Was ist der Unterschied zwischen den beiden Registern? (STS und STCS)?
Ist der Unterschied, dass beim STS ein Acknowledge gesendet wird und beim STCS nicht? Oder gibt es noch einen anderen Grund, anstatt das STS-Register das STCS-Register zu verwenden?
Das ergibt sich ja aus den Namen:
'ST - Store Data from UPDI to Data Space Using Indirect Addressing' (allgemeines Memory)
'STCS Store Data to Control and Status Register Space' (des UPDI)

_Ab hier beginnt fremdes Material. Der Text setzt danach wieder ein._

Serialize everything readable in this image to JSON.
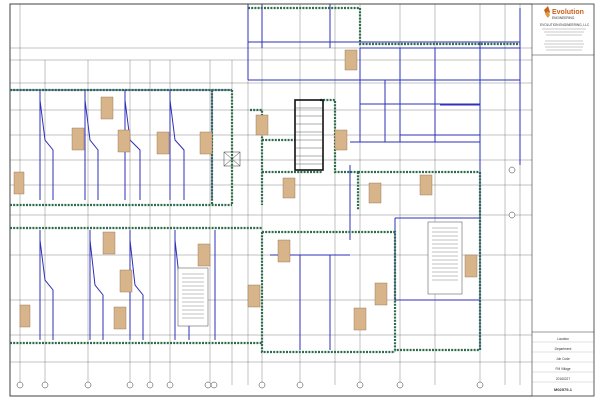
{
  "title_block": {
    "company_name": "Evolution",
    "company_subtitle": "ENGINEERING",
    "address_lines": [
      "EVOLUTION ENGINEERING, LLC",
      "",
      "",
      ""
    ],
    "notes_lines": [
      "",
      "",
      "",
      "",
      "",
      ""
    ],
    "project_lines": [
      "Location",
      "Department",
      "Job Code",
      "FM Village",
      "20160227"
    ],
    "drawing_number": "M02579-1"
  },
  "plan_notes": {
    "note_block_1": [
      "",
      "",
      "",
      "",
      "",
      "",
      "",
      "",
      "",
      "",
      "",
      ""
    ],
    "note_block_2": [
      "",
      "",
      "",
      "",
      "",
      "",
      "",
      "",
      "",
      "",
      "",
      "",
      "",
      ""
    ]
  },
  "colors": {
    "wall_blue": "#2f2fb8",
    "wall_green": "#2e6b4a",
    "room_tag": "#d7b48a",
    "grid_line": "#444444",
    "brand_orange": "#c8621b"
  }
}
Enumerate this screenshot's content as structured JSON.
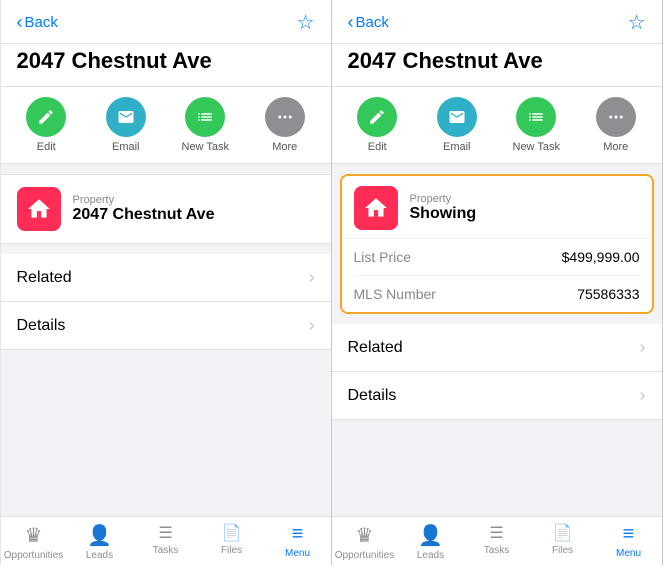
{
  "panel1": {
    "header": {
      "back_label": "Back",
      "star_icon": "☆"
    },
    "title": "2047 Chestnut Ave",
    "actions": [
      {
        "id": "edit",
        "label": "Edit",
        "icon": "✏️",
        "color": "green"
      },
      {
        "id": "email",
        "label": "Email",
        "icon": "✉️",
        "color": "green-teal"
      },
      {
        "id": "new-task",
        "label": "New Task",
        "icon": "≡",
        "color": "green2"
      },
      {
        "id": "more",
        "label": "More",
        "icon": "•••",
        "color": "gray"
      }
    ],
    "property_card": {
      "type_label": "Property",
      "name": "2047 Chestnut Ave"
    },
    "sections": [
      {
        "id": "related",
        "label": "Related"
      },
      {
        "id": "details",
        "label": "Details"
      }
    ],
    "bottom_nav": [
      {
        "id": "opportunities",
        "label": "Opportunities",
        "icon": "🏆",
        "active": false
      },
      {
        "id": "leads",
        "label": "Leads",
        "icon": "👤",
        "active": false
      },
      {
        "id": "tasks",
        "label": "Tasks",
        "icon": "☰",
        "active": false
      },
      {
        "id": "files",
        "label": "Files",
        "icon": "📄",
        "active": false
      },
      {
        "id": "menu",
        "label": "Menu",
        "icon": "≡",
        "active": true
      }
    ]
  },
  "panel2": {
    "header": {
      "back_label": "Back",
      "star_icon": "☆"
    },
    "title": "2047 Chestnut Ave",
    "actions": [
      {
        "id": "edit",
        "label": "Edit",
        "icon": "✏️",
        "color": "green"
      },
      {
        "id": "email",
        "label": "Email",
        "icon": "✉️",
        "color": "green-teal"
      },
      {
        "id": "new-task",
        "label": "New Task",
        "icon": "≡",
        "color": "green2"
      },
      {
        "id": "more",
        "label": "More",
        "icon": "•••",
        "color": "gray"
      }
    ],
    "property_card": {
      "type_label": "Property",
      "name": "Showing"
    },
    "details": [
      {
        "label": "List Price",
        "value": "$499,999.00"
      },
      {
        "label": "MLS Number",
        "value": "75586333"
      }
    ],
    "sections": [
      {
        "id": "related",
        "label": "Related"
      },
      {
        "id": "details",
        "label": "Details"
      }
    ],
    "bottom_nav": [
      {
        "id": "opportunities",
        "label": "Opportunities",
        "icon": "🏆",
        "active": false
      },
      {
        "id": "leads",
        "label": "Leads",
        "icon": "👤",
        "active": false
      },
      {
        "id": "tasks",
        "label": "Tasks",
        "icon": "☰",
        "active": false
      },
      {
        "id": "files",
        "label": "Files",
        "icon": "📄",
        "active": false
      },
      {
        "id": "menu",
        "label": "Menu",
        "icon": "≡",
        "active": true
      }
    ]
  }
}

Nein, es wird die CS-Adresse ($08) mit dem STCS-Opcode ($C0 = 11000000)
verodert.
ok, aber das müsste ich ja auch dann machen. Momentan sende ich nacheinander die Bytes 0x40 und 0x08. Dann müsste ich 0xC8 senden und dann den Wert (0x00 und 0x59), richtig?
Die beiden Sequenzen sollten stimmen. Ich vermute, dass UPDI nicht korrekt aktiviert wurde gemäß Datenblatt 'UPDI Enabling - One-Wire Enable'. Und zu Beginn zwei BREAKs senden kann auch nicht schaden, ich mache das generell.

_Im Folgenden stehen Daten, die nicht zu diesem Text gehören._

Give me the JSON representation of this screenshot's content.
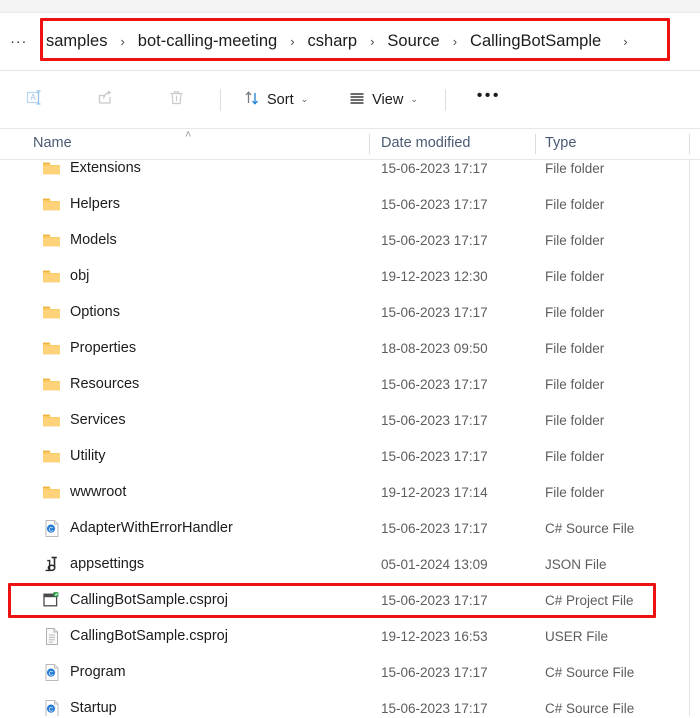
{
  "address_bar": {
    "overflow_label": "...",
    "separator": "›",
    "crumbs": [
      "samples",
      "bot-calling-meeting",
      "csharp",
      "Source",
      "CallingBotSample"
    ],
    "trailing_separator": "›"
  },
  "command_bar": {
    "rename_icon": "rename-icon",
    "share_icon": "share-icon",
    "delete_icon": "delete-icon",
    "sort_label": "Sort",
    "sort_icon": "sort-arrows-icon",
    "view_label": "View",
    "view_icon": "view-lines-icon",
    "overflow_label": "•••",
    "chevron": "⌄"
  },
  "columns": {
    "name": "Name",
    "date_modified": "Date modified",
    "type": "Type",
    "sort_indicator": "˄"
  },
  "files": [
    {
      "name": "Extensions",
      "date": "15-06-2023 17:17",
      "type": "File folder",
      "icon": "folder-icon"
    },
    {
      "name": "Helpers",
      "date": "15-06-2023 17:17",
      "type": "File folder",
      "icon": "folder-icon"
    },
    {
      "name": "Models",
      "date": "15-06-2023 17:17",
      "type": "File folder",
      "icon": "folder-icon"
    },
    {
      "name": "obj",
      "date": "19-12-2023 12:30",
      "type": "File folder",
      "icon": "folder-icon"
    },
    {
      "name": "Options",
      "date": "15-06-2023 17:17",
      "type": "File folder",
      "icon": "folder-icon"
    },
    {
      "name": "Properties",
      "date": "18-08-2023 09:50",
      "type": "File folder",
      "icon": "folder-icon"
    },
    {
      "name": "Resources",
      "date": "15-06-2023 17:17",
      "type": "File folder",
      "icon": "folder-icon"
    },
    {
      "name": "Services",
      "date": "15-06-2023 17:17",
      "type": "File folder",
      "icon": "folder-icon"
    },
    {
      "name": "Utility",
      "date": "15-06-2023 17:17",
      "type": "File folder",
      "icon": "folder-icon"
    },
    {
      "name": "wwwroot",
      "date": "19-12-2023 17:14",
      "type": "File folder",
      "icon": "folder-icon"
    },
    {
      "name": "AdapterWithErrorHandler",
      "date": "15-06-2023 17:17",
      "type": "C# Source File",
      "icon": "csharp-source-icon"
    },
    {
      "name": "appsettings",
      "date": "05-01-2024 13:09",
      "type": "JSON File",
      "icon": "json-file-icon"
    },
    {
      "name": "CallingBotSample.csproj",
      "date": "15-06-2023 17:17",
      "type": "C# Project File",
      "icon": "csharp-project-icon"
    },
    {
      "name": "CallingBotSample.csproj",
      "date": "19-12-2023 16:53",
      "type": "USER File",
      "icon": "generic-document-icon"
    },
    {
      "name": "Program",
      "date": "15-06-2023 17:17",
      "type": "C# Source File",
      "icon": "csharp-source-icon"
    },
    {
      "name": "Startup",
      "date": "15-06-2023 17:17",
      "type": "C# Source File",
      "icon": "csharp-source-icon"
    }
  ],
  "annotations": {
    "highlight_color": "#ee1111",
    "breadcrumb_box": "address-bar",
    "row_box_index": 12
  },
  "colors": {
    "folder": "#fcc75a",
    "csharp_accent": "#2a7fd4",
    "header_text": "#4a5a73",
    "accent": "#0067c0"
  }
}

Die beiden Sequenzen sollten stimmen. Ich vermute, dass UPDI nicht
korrekt aktiviert wurde gemäß Datenblatt 'UPDI Enabling - One-Wire
Enable'. Und zu Beginn zwei BREAKs senden kann auch nicht schaden, ich
mache das generell.
Guten Morgen,
wie müsste die Sequenz aussehen, um UPDI zu aktivieren?

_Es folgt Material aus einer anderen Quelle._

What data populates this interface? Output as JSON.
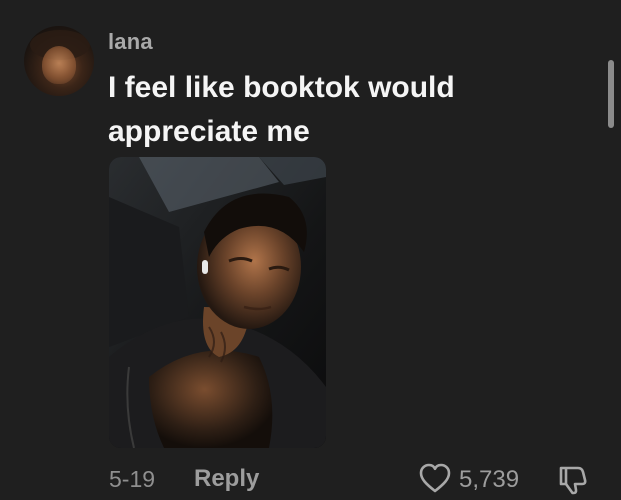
{
  "comment": {
    "username": "lana",
    "text": "I feel like booktok would appreciate me",
    "date": "5-19",
    "reply_label": "Reply",
    "like_count": "5,739"
  },
  "icons": {
    "like": "heart-icon",
    "dislike": "thumbs-down-icon"
  },
  "colors": {
    "background": "#1f1f1f",
    "username": "#a9a9a9",
    "text": "#f5f5f5",
    "secondary": "#9d9d9d"
  }
}
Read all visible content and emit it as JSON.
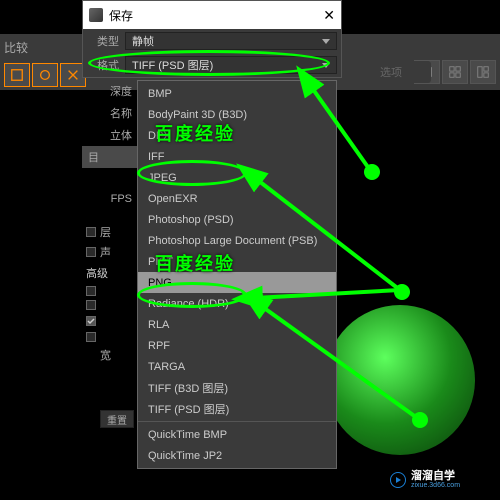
{
  "bg": {
    "compare": "比较"
  },
  "dialog": {
    "title": "保存",
    "type_label": "类型",
    "type_value": "静帧",
    "format_label": "格式",
    "format_value": "TIFF (PSD 图层)",
    "options_btn": "选项"
  },
  "side": {
    "depth": "深度",
    "name": "名称",
    "solid": "立体",
    "tab": "目",
    "fps": "FPS",
    "layer": "层",
    "sound": "声",
    "advanced": "高级",
    "width": "宽",
    "reset": "重置"
  },
  "formats": [
    "BMP",
    "BodyPaint 3D (B3D)",
    "DPX",
    "IFF",
    "JPEG",
    "OpenEXR",
    "Photoshop (PSD)",
    "Photoshop Large Document (PSB)",
    "PICT",
    "PNG",
    "Radiance (HDR)",
    "RLA",
    "RPF",
    "TARGA",
    "TIFF (B3D 图层)",
    "TIFF (PSD 图层)",
    "QuickTime BMP",
    "QuickTime JP2"
  ],
  "selected_format": "PNG",
  "watermark": "百度经验",
  "logo": {
    "cn": "溜溜自学",
    "url": "zixue.3d66.com"
  }
}
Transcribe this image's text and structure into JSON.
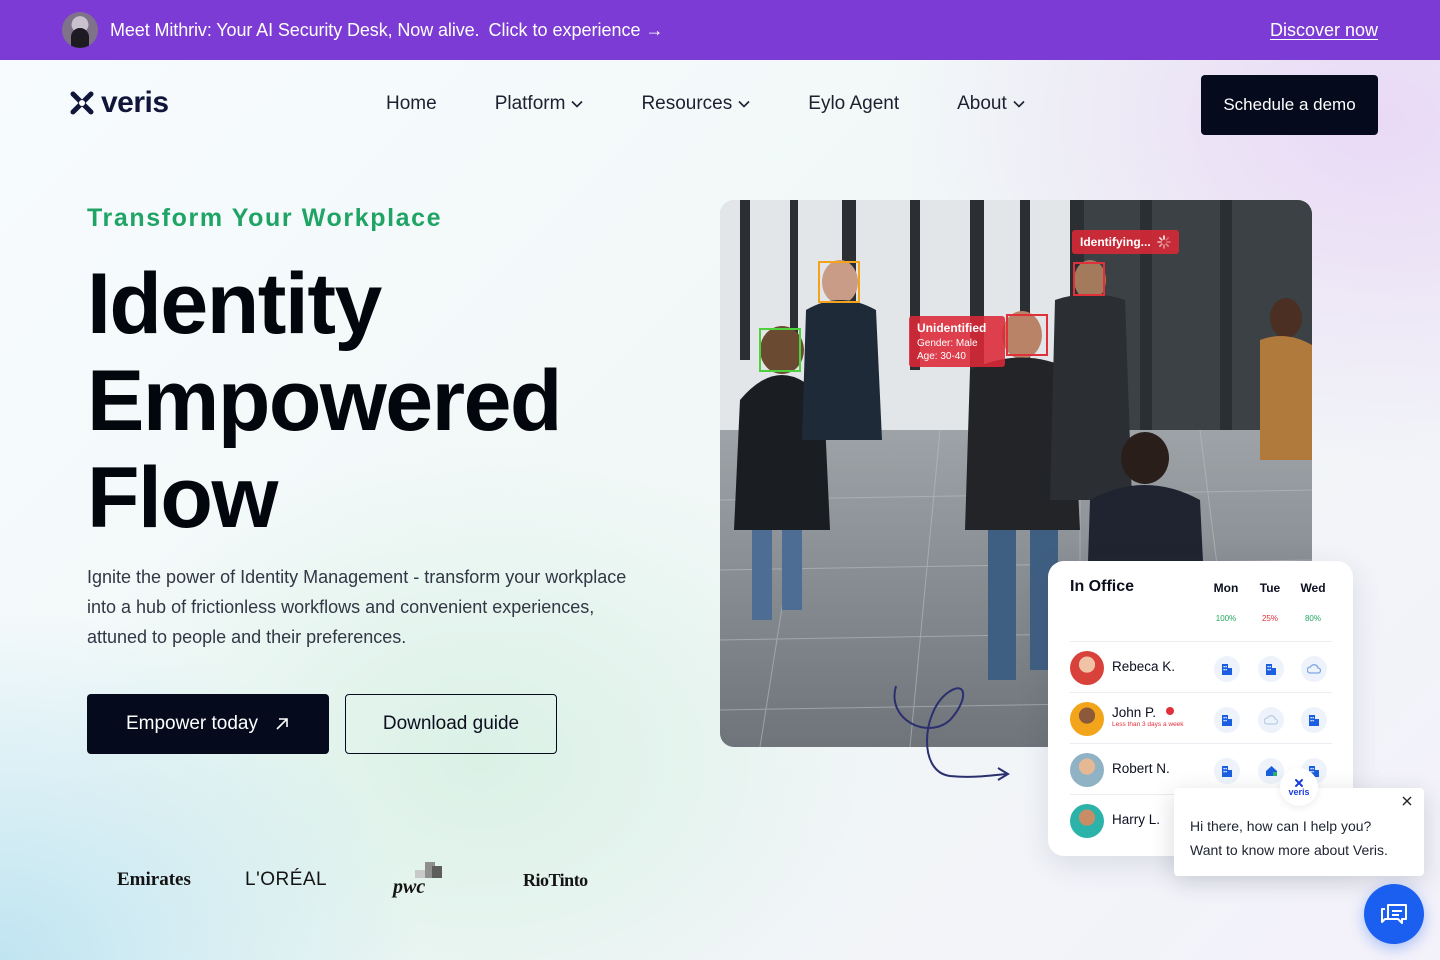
{
  "announcement": {
    "message": "Meet Mithriv: Your AI Security Desk, Now alive.",
    "cta": "Click to experience →",
    "discover": "Discover now"
  },
  "nav": {
    "logo_text": "veris",
    "links": [
      {
        "label": "Home",
        "has_menu": false
      },
      {
        "label": "Platform",
        "has_menu": true
      },
      {
        "label": "Resources",
        "has_menu": true
      },
      {
        "label": "Eylo Agent",
        "has_menu": false
      },
      {
        "label": "About",
        "has_menu": true
      }
    ],
    "demo_button": "Schedule a demo"
  },
  "hero": {
    "eyebrow": "Transform Your Workplace",
    "headline_lines": [
      "Identity",
      "Empowered",
      "Flow"
    ],
    "lede": "Ignite the power of Identity Management - transform your workplace into a hub of frictionless workflows and convenient experiences, attuned to people and their preferences.",
    "primary_button": "Empower today",
    "secondary_button": "Download guide"
  },
  "client_logos": [
    "Emirates",
    "L'ORÉAL",
    "pwc",
    "RioTinto"
  ],
  "photo_overlays": {
    "identifying": "Identifying...",
    "unidentified_title": "Unidentified",
    "unidentified_gender": "Gender: Male",
    "unidentified_age": "Age: 30-40"
  },
  "in_office": {
    "title": "In Office",
    "days": [
      {
        "label": "Mon",
        "pct": "100%",
        "color": "#22a861"
      },
      {
        "label": "Tue",
        "pct": "25%",
        "color": "#e0303a"
      },
      {
        "label": "Wed",
        "pct": "80%",
        "color": "#22a861"
      }
    ],
    "people": [
      {
        "name": "Rebeca K.",
        "warning": "",
        "status": [
          "office",
          "office",
          "remote"
        ],
        "avatar_color": "#d9413b"
      },
      {
        "name": "John P.",
        "warning": "Less than 3 days a week",
        "status": [
          "office",
          "remote",
          "office"
        ],
        "avatar_color": "#f2a51a"
      },
      {
        "name": "Robert N.",
        "warning": "",
        "status": [
          "office",
          "home",
          "office"
        ],
        "avatar_color": "#8fb2c4"
      },
      {
        "name": "Harry L.",
        "warning": "",
        "status": [
          "office",
          "office",
          "office"
        ],
        "avatar_color": "#2bb3a9"
      }
    ]
  },
  "chat": {
    "avatar_label": "veris",
    "line1": "Hi there, how can I help you?",
    "line2": "Want to know more about Veris."
  },
  "colors": {
    "announcement_bg": "#7c3bd4",
    "eyebrow": "#1fa465",
    "dark_button": "#050b1c",
    "chat_launcher": "#1a5ff0"
  },
  "icons": [
    "veris-logo-icon",
    "chevron-down-icon",
    "arrow-up-right-icon",
    "office-building-icon",
    "remote-cloud-icon",
    "home-icon",
    "close-icon",
    "chat-icon"
  ]
}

Herausgefunden habe ich folgendes:
Fuses Base Adress = 0x1280
SYSCFG0 Offset = 0x05
Schritt:
Adresse von FUSES.SYSCFG0 in NVMCTRL.ADDR laden: NVMCTRL.ADDR = 0x1285
Schritt:
Daten in NVMCTRL.DATA laden: NVMCTRL.DATA = 0xD4 (Bits 2 und 3 = 01)
Schritte:
Schreiben der Fuses initiieren: CTRLA = 0x07
Aber wie müsste jetzt die Sequenz aussehen, die ich übertragen müsste?
Wenn Du sicher wissen willst, wie Microchip das selber macht, dann besorge Dir ein MPLAB SNAP Programmer, MPLABX und einen dieser 15€-Logicanalyzer, mache aus der IPE einen Reset und schau mit dem Logicnalyzer nach, was das die IPE da sendet. Dann weißt Du es sicher, und Du siehst nicht nur die Bytesequenz, sondern auch das Timing, wenn das wichtig ist.
wie müsste die Sequenz aussehen, um UPDI zu aktivieren?
Das steht, wie bereits gestern geschrieben, im Datenblatt unter 'UPDI Enabling':
"The UPDI pin has a constant pull-up enable, and by driving the UPDI pin low for more than 200 ns, a connected programmer will initiate the start-up sequence ...".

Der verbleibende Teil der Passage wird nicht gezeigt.